Indeed, things have been weird enough that it’s not at all clear what measure of inflation we should be using. For what it’s worth, here’s old-fashioned core inflation — using three-month changes rather than annual rates in an attempt to smooth out some of the statistical noise while keeping up with a rapidly changing situation:
What went up came down, fast.Credit…Bureau of Labor Statistics
But everyone working with the data these days knows that traditional core has become problematic in the plague years. The numbers have been buffeted by new sources of volatility, such as used car prices; the official measure of shelter prices, which mostly reflect rents but with a long lag, has been distorted by a huge rent surge in 2021-22 that ended months ago but is still filtering into the published numbers; and new problems keep emerging. For example, the White House Council of Economic Advisers, while producing some new, reassuring wage numbers, also cautions us that the Consumer Price Index has recently been understating health insurance costs.
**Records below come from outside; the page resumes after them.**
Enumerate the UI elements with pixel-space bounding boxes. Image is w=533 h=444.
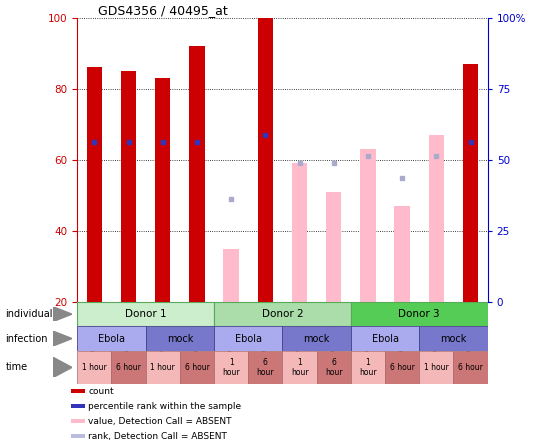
Bar (121, 71, 136, 302)
Bar (111, 351, 146, 384)
Polygon shape (53, 357, 72, 377)
Bar (317, 351, 351, 384)
Bar (180, 351, 214, 384)
Polygon shape (53, 307, 72, 321)
Bar (282, 351, 317, 384)
Bar (454, 351, 488, 384)
Bar (463, 64, 478, 302)
Bar (146, 351, 180, 384)
Bar (71, 420, 85, 423)
Bar (282, 326, 351, 351)
Text: 6 hour: 6 hour (116, 363, 141, 372)
Text: 6
hour: 6 hour (325, 358, 343, 377)
Bar (419, 351, 454, 384)
Text: Ebola: Ebola (235, 333, 262, 344)
Bar (351, 326, 419, 351)
Text: 6 hour: 6 hour (390, 363, 415, 372)
Text: Ebola: Ebola (372, 333, 399, 344)
Bar (146, 326, 214, 351)
Text: GDS4356 / 40495_at: GDS4356 / 40495_at (98, 4, 228, 16)
Bar (385, 351, 419, 384)
Text: Donor 3: Donor 3 (399, 309, 440, 319)
Bar (214, 326, 282, 351)
Bar (419, 326, 488, 351)
Text: 1
hour: 1 hour (222, 358, 240, 377)
Bar (71, 434, 85, 438)
Text: percentile rank within the sample: percentile rank within the sample (88, 402, 241, 411)
Bar (189, 46, 205, 302)
Text: mock: mock (303, 333, 330, 344)
Bar (360, 149, 376, 302)
Text: 6 hour: 6 hour (458, 363, 483, 372)
Text: 1 hour: 1 hour (82, 363, 107, 372)
Text: 6
hour: 6 hour (256, 358, 274, 377)
Text: Donor 2: Donor 2 (262, 309, 303, 319)
Bar (77, 302, 214, 326)
Text: infection: infection (5, 333, 48, 344)
Text: count: count (88, 387, 114, 396)
Text: rank, Detection Call = ABSENT: rank, Detection Call = ABSENT (88, 432, 227, 441)
Bar (326, 192, 342, 302)
Text: Donor 1: Donor 1 (125, 309, 166, 319)
Bar (248, 351, 282, 384)
Text: individual: individual (5, 309, 53, 319)
Text: value, Detection Call = ABSENT: value, Detection Call = ABSENT (88, 417, 231, 426)
Bar (71, 404, 85, 408)
Bar (223, 249, 239, 302)
Text: mock: mock (167, 333, 193, 344)
Bar (87, 67, 102, 302)
Bar (214, 351, 248, 384)
Bar (155, 78, 171, 302)
Bar (351, 351, 385, 384)
Bar (77, 326, 146, 351)
Polygon shape (53, 331, 72, 346)
Text: 1 hour: 1 hour (150, 363, 175, 372)
Text: mock: mock (440, 333, 467, 344)
Bar (292, 163, 308, 302)
Bar (351, 302, 488, 326)
Bar (77, 351, 111, 384)
Bar (429, 135, 444, 302)
Text: 1
hour: 1 hour (359, 358, 377, 377)
Bar (71, 389, 85, 393)
Text: 1
hour: 1 hour (291, 358, 309, 377)
Text: 1 hour: 1 hour (424, 363, 449, 372)
Bar (394, 206, 410, 302)
Text: Ebola: Ebola (98, 333, 125, 344)
Bar (257, 18, 273, 302)
Text: time: time (5, 362, 28, 373)
Bar (214, 302, 351, 326)
Text: 6 hour: 6 hour (184, 363, 209, 372)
So a lot of effort has been going into estimating how many angels can dance on the head of a pin — I mean, “true” underlying inflation. It’s a worthwhile, even important exercise. But the bigger picture is the speed with which inflation, however one imperfectly defines it, first soared, then plunged.
When inflation surged, several influential economists argued that we were back to the bad old days represented in my first chart, in which the harsh logic of the Phillips curve meant that reducing inflation would require years of high unemployment. I could say that I found the emergence of such views puzzling, because nothing in the available evidence pointed to a return to traditional stagflation, and the strangeness of our times had clearly complicated the traditional thinking on inflation.
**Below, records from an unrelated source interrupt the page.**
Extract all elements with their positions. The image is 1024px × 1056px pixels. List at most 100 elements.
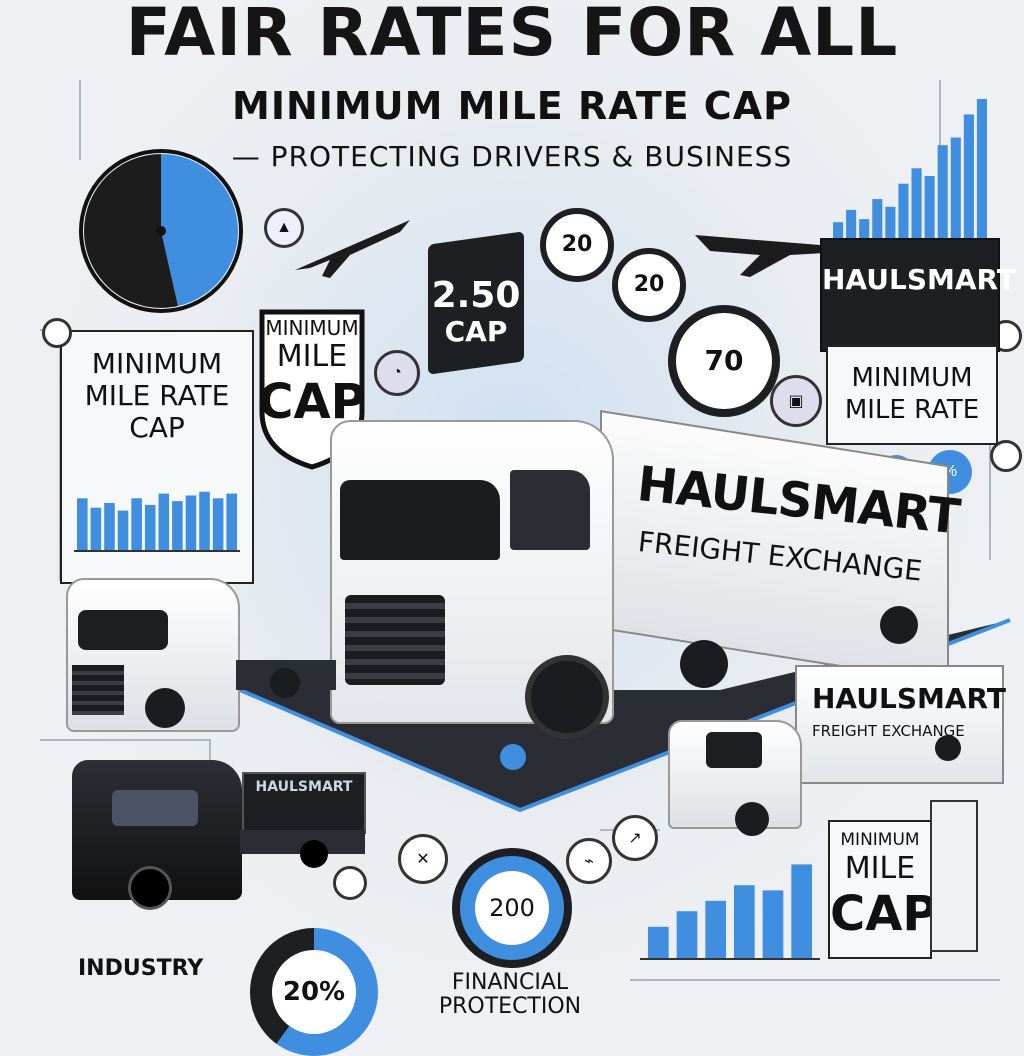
page-subtitle: MINIMUM MILE RATE CAP [232, 84, 792, 128]
gauge-badge-text: 70 [704, 344, 744, 377]
left-truck-grille [72, 665, 124, 715]
right-growth-chart [830, 95, 990, 255]
airplane-icon [295, 220, 410, 278]
chart-bar [117, 510, 129, 550]
airplane-icon [695, 235, 825, 277]
dot-icon [500, 744, 526, 770]
pie-chart-icon [79, 149, 243, 313]
financial-line1: FINANCIAL [451, 970, 569, 995]
chart-bar [911, 168, 922, 253]
dot-icon [333, 866, 367, 900]
right-mid-panel: MINIMUM MILE RATE [826, 345, 998, 445]
gauge-badge: 70 [668, 305, 780, 417]
black-truck-wheel [300, 840, 328, 868]
chart-bar [705, 900, 726, 958]
box-truck-window [706, 732, 762, 768]
chart-bar [846, 209, 857, 253]
box-truck-brand: HAULSMART [812, 682, 1006, 715]
badge-20-a-text: 20 [561, 232, 593, 257]
shield-line2: MILE [276, 339, 348, 374]
counter-200-badge: 200 [452, 848, 572, 968]
dot-icon [990, 440, 1022, 472]
chart-bar [144, 504, 156, 550]
shield-line3: CAP [258, 374, 366, 430]
chart-bar [791, 864, 812, 958]
close-icon: ✕ [398, 834, 448, 884]
right-mid-line1: MINIMUM [851, 363, 973, 393]
chart-bar [90, 507, 102, 550]
chart-bar [924, 176, 935, 253]
left-truck-wheel [145, 688, 185, 728]
black-truck-wheel [128, 866, 172, 910]
gauge-icon: ◔ [374, 350, 420, 396]
chart-bar [734, 885, 755, 958]
black-truck-trailer: HAULSMART [242, 772, 366, 834]
chart-bar [77, 498, 88, 550]
main-truck-grille [345, 595, 445, 685]
chart-bar [185, 495, 197, 550]
bottom-left-label: INDUSTRY [78, 956, 204, 981]
box-truck-wheel [735, 802, 769, 836]
chart-bar [762, 890, 784, 958]
chart-bar [648, 926, 669, 958]
main-truck-side-window [510, 470, 590, 550]
truck-icon: ▣ [770, 375, 822, 427]
chart-bar [212, 498, 224, 550]
right-mid-line2: MILE RATE [844, 395, 980, 425]
chart-bar [859, 219, 870, 253]
warning-icon: ▲ [264, 208, 304, 248]
page-tagline: — PROTECTING DRIVERS & BUSINESS [231, 140, 793, 173]
chart-bar [131, 498, 142, 550]
cap-badge-value: 2.50 [431, 275, 521, 316]
main-truck-windshield [340, 480, 500, 560]
badge-20-b: 20 [612, 248, 686, 322]
bottom-right-line2: MILE [844, 851, 916, 886]
page-title: FAIR RATES FOR ALL [125, 0, 899, 71]
left-bar-chart [74, 491, 240, 552]
bottom-right-sidebar-panel [930, 800, 978, 952]
left-truck-wheel [270, 668, 300, 698]
badge-20-b-text: 20 [633, 272, 665, 297]
bottom-right-line3: CAP [830, 886, 938, 942]
chart-bar [158, 493, 170, 550]
chart-bar [833, 222, 844, 253]
link-icon: ⌁ [566, 838, 612, 884]
chart-bar [872, 199, 883, 253]
counter-200-inner: 200 [475, 871, 549, 945]
dot-icon [42, 318, 72, 348]
box-truck-body [795, 665, 1004, 784]
black-truck-brand: HAULSMART [255, 779, 353, 795]
bottom-right-line1: MINIMUM [840, 830, 920, 850]
chart-bar [226, 493, 237, 550]
percent-donut: 20% [250, 928, 378, 1056]
chart-bar [104, 503, 115, 550]
right-bar-chart [833, 99, 987, 254]
link-icon: ↗ [612, 815, 658, 861]
counter-200-text: 200 [489, 894, 535, 922]
cap-badge-label: CAP [444, 315, 508, 348]
badge-20-a: 20 [540, 208, 614, 282]
chart-bar [976, 99, 987, 253]
chart-bar [950, 137, 961, 253]
box-truck-wheel [935, 735, 961, 761]
black-truck-window [112, 790, 198, 826]
left-panel-line2: MILE RATE [84, 379, 230, 412]
box-truck-tagline: FREIGHT EXCHANGE [812, 722, 965, 740]
chart-bar [199, 491, 210, 550]
haulsmart-panel-brand: HAULSMART [822, 263, 1016, 296]
haulsmart-panel: HAULSMART [820, 238, 1016, 352]
shield-line1: MINIMUM [265, 316, 359, 340]
left-panel-line1: MINIMUM [91, 347, 223, 380]
left-stat-panel: MINIMUM MILE RATE CAP [60, 330, 254, 584]
bottom-right-bar-chart [640, 864, 820, 960]
chart-bar [885, 206, 896, 253]
chart-bar [898, 183, 909, 253]
chart-bar [676, 911, 698, 958]
main-truck-wheel [880, 606, 918, 644]
left-panel-line3: CAP [129, 411, 185, 444]
main-truck-wheel [525, 655, 609, 739]
bottom-right-panel: MINIMUM MILE CAP [828, 820, 938, 959]
chart-bar [172, 501, 183, 550]
chart-bar [963, 114, 974, 254]
financial-line2: PROTECTION [438, 994, 582, 1019]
But the truth is that I wasn’t just puzzled, I was angry — it seemed to me that declarations that the ’70s were back were sensationalist and irresponsible fearmongering.
As you might guess, I have views about what actually happened. But this newsletter has already gotten too long.
For now, my point is that we obviously aren’t rerunning the ’70s. While I’m cautious, on the other hand, about fully embracing the doctrine of immaculate disinflation, inflation does seem to be coming down as quickly and easily as it went up, and without too much economic pain.